Scientists Explain: Why Are Card Games So Addictive?
A jerk is a measurement of a sudden acceleration change and is commonly used in fields such as engineering, sports science, manufacturing, and more. Researchers have now proposed that examining the impact of jerks can also offer deeper insights into gameplay. The game refinement theory posits that acceleration, or the rate at which information speed changes, represents the balance between certainty and uncertainty in a game. This balance is referred to as the game refinement value (GR) and serves as an indicator of a player’s level of engagement.
A new perspective, the motion-in-mind model, measures the uncertainty of progress in a game relative to two physical measures—velocity, which represents the win rate, and mass, which represents how hard it is to win. These physical values can be translated into psychological reactions. A jerk—denoted as AD, an abbreviation for addictive—can thus be interpreted as unpredictability or surprise. Games with a higher AD value are highly unpredictable and full of surprises, making them addictive.
Recently, a group of researchers led by Assistant Professor Mohd. Nor Akmal Khalid from the School of Information Science, Japan Advanced Institute of Science and Technology (JAIST), has investigated the influence of jerks on game addiction through several popular card games—these included suits-irrelevant (Wakeng and Doudizhu) and suits-relevant (Winner, Big Two, and Tien Len) games. The study, which was co-authored by Professor Hiroyuki Iida of JAIST, was recently published in the journal IEEE Access.
Prof. Khalid discusses the motivation behind the research. “Card games are typical incomplete information games. Short, repeatable rounds, chances, and strategizing make them among the most entertaining, even addictive, games. We wanted to understand why this was so.”
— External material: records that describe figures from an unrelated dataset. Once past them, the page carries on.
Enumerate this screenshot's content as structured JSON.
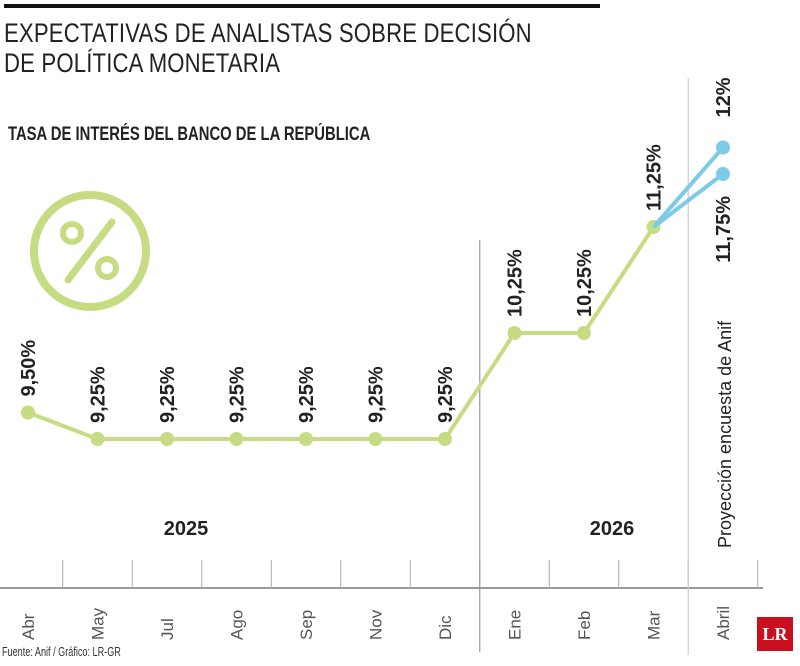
{
  "title_lines": [
    "EXPECTATIVAS DE ANALISTAS SOBRE DECISIÓN",
    "DE POLÍTICA MONETARIA"
  ],
  "subtitle": "TASA DE INTERÉS DEL BANCO DE LA REPÚBLICA",
  "source": "Fuente: Anif / Gráfico: LR-GR",
  "logo": "LR",
  "icon": "percent-icon",
  "colors": {
    "actual": "#c5dc82",
    "projection": "#7ccbe8",
    "text": "#222222"
  },
  "chart_data": {
    "type": "line",
    "categories": [
      "Abr",
      "May",
      "Jul",
      "Ago",
      "Sep",
      "Nov",
      "Dic",
      "Ene",
      "Feb",
      "Mar",
      "Abril"
    ],
    "years": [
      {
        "label": "2025",
        "from": "Abr",
        "to": "Dic"
      },
      {
        "label": "2026",
        "from": "Ene",
        "to": "Mar"
      }
    ],
    "series": [
      {
        "values": [
          9.5,
          9.25,
          9.25,
          9.25,
          9.25,
          9.25,
          9.25,
          10.25,
          10.25,
          11.25,
          null
        ],
        "labels": [
          "9,50%",
          "9,25%",
          "9,25%",
          "9,25%",
          "9,25%",
          "9,25%",
          "9,25%",
          "10,25%",
          "10,25%",
          "11,25%",
          null
        ]
      },
      {
        "values": [
          null,
          null,
          null,
          null,
          null,
          null,
          null,
          null,
          null,
          11.25,
          12
        ],
        "labels": [
          null,
          null,
          null,
          null,
          null,
          null,
          null,
          null,
          null,
          null,
          "12%"
        ]
      },
      {
        "values": [
          null,
          null,
          null,
          null,
          null,
          null,
          null,
          null,
          null,
          11.25,
          11.75
        ],
        "labels": [
          null,
          null,
          null,
          null,
          null,
          null,
          null,
          null,
          null,
          null,
          "11,75%"
        ]
      }
    ],
    "projection_label": "Proyección encuesta de Anif",
    "grid": false
  }
}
The researchers first explored the rules, designs, and complexities of these games, using game refinement and the motion-in-mind model. Next, they performed two simulations with self-playing artificial intelligence (AI) agents. In the first experiment, the AI mimicked a fixed game played by contestants with different skill levels (weak, fair, and strong). In contrast, the second experiment comprised games of various sophistications played by a fixed AI level. The differences between two parameters were observed—first, the odds of winning (as seen in games with deterministic versus random odds), and second, the difficulty level (as seen in simple versus complex games). These analyses enabled researchers to compare the different card games.
The results demonstrate that skill and sophistication must match for reasonable GR (correlated with attractiveness) and AD (correlated with surprise) values. In addition, the games must also be balanced and fair enough, so that winning is not interpreted as just good luck. Take Doudizhu for example, which has nearly equal GR and AD values. This balance between uncertainty and unpredictability leads to a fast-paced game with frequent rewards and surprises. As a result, people want to play repeatedly, making Doudizhu the most popular and addictive card game.
Through the above investigation, the researchers discerned the principles of play for addictive entertainment. The four measures of the game progress model—game length, velocity, acceleration, and jerk—correspond respectively to reward cost, reward frequency, uncertainty, and unpredictability. Further, they determine game fairness, reinforcement, attractiveness, and surprise, respectively.
“These components highlight the potential of GR and AD measures as powerful tools to understand gameplay. They will prove useful in making games more attractive and educational. Not just games, the findings of this study can be extended to help make any normal and mundane activity engaging, enjoyable, surprising, and even addictive. In essence, the boundary between work and play can get blurred, leading to an ultimate sense of achievement and passion,” concludes Prof. Khalid.